A inteligência do Futuro

Há um ano encerrávamos a mostra individual do artista goiano, Pitágoras “Human and Machine – Retrospectiva”, com curadoria inspirada no filme cult inglês “Ex-Machina: Instinto Artificial” (2015), do diretor Alex Garland. O filme abordava o princípio do Teste de Turing, proposto pelo inglês Alan Turing (1912-1954) para identificar, através de um questionário, se este era respondido por um humano ou um robô. O filme vai mais além, confirma a superioridade da inteligência artificial, personificada na forma feminina, que superava a estratégia manipulada por dois homens. A palestra da última quinta-feira “O Futuro do Trabalho”, por Nathália Kelday, me remeteu às pinturas de Pitágoras e às marcantes cenas deste filme inglês. Segundo nossa palestrante, a 4ª Revolução está a caminho, depois da Agrícola, da Industrial e da Informacional estamos prestes a encarar a revolução em áreas como: robótica, nanotecnologia e biotecnologia, que farão parte de nossas vidas diariamente.
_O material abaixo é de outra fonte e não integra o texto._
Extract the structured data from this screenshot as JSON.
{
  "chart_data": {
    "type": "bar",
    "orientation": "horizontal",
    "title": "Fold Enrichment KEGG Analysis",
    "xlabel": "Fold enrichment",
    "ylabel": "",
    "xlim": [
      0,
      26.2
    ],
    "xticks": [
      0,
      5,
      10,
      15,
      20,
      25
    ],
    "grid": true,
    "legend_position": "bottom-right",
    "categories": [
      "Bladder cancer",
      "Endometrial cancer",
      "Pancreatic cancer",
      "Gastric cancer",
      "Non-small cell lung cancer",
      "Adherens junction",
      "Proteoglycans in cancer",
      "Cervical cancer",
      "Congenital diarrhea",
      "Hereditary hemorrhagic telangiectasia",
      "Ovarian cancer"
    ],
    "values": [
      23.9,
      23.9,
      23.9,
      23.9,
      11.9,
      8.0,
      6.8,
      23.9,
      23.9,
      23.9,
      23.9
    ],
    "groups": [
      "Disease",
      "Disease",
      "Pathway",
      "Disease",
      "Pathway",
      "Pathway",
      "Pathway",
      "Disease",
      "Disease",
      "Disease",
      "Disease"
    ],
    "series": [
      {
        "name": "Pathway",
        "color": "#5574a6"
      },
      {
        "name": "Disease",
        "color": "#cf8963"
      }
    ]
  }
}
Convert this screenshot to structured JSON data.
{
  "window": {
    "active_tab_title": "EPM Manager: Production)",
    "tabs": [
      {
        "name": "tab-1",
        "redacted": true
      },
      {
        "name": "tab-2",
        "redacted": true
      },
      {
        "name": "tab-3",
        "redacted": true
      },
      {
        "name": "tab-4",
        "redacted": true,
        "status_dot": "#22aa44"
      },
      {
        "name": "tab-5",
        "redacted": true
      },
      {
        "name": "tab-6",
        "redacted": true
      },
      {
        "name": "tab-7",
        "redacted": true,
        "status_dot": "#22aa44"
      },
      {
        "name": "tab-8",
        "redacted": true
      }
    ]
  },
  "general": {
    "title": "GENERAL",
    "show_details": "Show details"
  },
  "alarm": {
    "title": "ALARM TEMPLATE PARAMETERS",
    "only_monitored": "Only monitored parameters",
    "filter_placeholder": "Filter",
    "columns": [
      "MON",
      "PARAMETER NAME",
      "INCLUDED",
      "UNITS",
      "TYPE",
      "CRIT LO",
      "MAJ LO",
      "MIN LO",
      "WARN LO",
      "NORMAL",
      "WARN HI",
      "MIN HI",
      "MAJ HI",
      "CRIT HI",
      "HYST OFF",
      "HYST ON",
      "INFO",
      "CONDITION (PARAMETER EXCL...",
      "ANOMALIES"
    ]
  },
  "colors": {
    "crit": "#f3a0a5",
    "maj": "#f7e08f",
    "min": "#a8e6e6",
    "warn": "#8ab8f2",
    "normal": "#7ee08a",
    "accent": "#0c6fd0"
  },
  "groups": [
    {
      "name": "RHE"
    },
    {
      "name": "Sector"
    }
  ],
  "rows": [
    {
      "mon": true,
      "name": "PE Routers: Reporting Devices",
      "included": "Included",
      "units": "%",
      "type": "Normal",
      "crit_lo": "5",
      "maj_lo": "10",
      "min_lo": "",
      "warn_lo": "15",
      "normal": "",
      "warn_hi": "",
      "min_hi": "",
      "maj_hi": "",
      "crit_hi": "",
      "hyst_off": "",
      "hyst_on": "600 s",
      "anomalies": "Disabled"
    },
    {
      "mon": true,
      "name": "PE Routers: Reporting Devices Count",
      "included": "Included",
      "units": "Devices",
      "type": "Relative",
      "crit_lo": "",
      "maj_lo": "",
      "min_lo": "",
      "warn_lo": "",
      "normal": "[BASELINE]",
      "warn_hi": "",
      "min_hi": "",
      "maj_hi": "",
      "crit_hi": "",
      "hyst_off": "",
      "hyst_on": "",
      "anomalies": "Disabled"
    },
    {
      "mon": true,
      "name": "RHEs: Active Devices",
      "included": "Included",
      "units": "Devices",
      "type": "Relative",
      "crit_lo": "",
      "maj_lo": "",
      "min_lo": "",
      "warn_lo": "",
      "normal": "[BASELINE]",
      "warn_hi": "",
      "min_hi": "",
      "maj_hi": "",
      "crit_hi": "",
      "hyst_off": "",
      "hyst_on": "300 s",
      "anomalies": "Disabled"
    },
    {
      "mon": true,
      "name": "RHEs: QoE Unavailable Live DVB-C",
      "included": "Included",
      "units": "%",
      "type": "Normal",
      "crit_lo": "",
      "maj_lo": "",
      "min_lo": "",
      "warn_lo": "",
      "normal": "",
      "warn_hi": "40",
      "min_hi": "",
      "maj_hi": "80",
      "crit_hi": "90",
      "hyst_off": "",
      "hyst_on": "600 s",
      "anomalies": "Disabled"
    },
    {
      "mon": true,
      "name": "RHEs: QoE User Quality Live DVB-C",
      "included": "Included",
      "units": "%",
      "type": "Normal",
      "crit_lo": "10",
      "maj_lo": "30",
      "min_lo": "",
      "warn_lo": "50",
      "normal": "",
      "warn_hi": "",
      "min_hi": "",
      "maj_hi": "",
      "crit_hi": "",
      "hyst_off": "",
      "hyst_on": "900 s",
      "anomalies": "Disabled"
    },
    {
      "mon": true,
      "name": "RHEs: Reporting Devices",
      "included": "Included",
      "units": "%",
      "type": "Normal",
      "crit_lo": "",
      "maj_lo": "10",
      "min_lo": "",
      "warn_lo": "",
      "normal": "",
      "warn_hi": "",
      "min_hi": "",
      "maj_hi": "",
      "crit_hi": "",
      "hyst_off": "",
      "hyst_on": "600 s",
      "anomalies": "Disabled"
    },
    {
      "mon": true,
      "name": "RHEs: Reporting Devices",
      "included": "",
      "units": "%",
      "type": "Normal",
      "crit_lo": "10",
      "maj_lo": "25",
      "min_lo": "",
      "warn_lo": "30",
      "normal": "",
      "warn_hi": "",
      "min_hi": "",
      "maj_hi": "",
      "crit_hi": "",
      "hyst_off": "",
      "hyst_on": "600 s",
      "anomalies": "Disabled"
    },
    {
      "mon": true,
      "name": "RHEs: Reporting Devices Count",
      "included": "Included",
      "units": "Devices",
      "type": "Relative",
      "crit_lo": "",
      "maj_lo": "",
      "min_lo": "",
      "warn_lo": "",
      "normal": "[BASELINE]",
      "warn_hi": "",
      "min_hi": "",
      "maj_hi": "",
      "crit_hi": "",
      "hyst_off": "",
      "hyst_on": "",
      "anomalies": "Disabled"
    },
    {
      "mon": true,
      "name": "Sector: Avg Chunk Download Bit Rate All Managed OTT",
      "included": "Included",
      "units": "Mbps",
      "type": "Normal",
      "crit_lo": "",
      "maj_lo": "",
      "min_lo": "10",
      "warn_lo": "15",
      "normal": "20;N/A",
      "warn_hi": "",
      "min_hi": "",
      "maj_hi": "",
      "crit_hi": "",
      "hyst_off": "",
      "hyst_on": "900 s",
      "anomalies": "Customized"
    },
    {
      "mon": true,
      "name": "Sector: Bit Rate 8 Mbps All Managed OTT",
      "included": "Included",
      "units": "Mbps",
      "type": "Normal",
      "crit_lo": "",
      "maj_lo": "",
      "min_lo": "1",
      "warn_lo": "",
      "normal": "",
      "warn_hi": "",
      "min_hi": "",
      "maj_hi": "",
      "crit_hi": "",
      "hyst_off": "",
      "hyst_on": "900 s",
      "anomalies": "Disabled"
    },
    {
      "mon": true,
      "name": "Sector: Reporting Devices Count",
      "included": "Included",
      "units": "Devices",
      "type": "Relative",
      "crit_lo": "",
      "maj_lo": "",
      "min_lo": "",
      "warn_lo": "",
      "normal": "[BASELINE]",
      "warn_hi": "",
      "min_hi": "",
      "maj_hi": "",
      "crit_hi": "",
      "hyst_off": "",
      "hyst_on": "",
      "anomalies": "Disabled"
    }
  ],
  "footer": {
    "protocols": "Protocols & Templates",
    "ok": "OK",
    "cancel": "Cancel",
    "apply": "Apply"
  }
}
O conceito VUCA (volality, uncertality, complexity, ambiguity) é um dos sintomas da contemporaneidade que corre contra o tempo e abre parênteses sobre as perspectivas e qualidades de vida para o futuro. A mente humana terá de acompanhar a tecnologia a passos largos, visto que os robôs já começam a ocupar diversos cargos de humanos, além de suprir e substituir os produtos de primeira necessidade, como os alimentos produzidos por células troncos em laboratórios e estufas.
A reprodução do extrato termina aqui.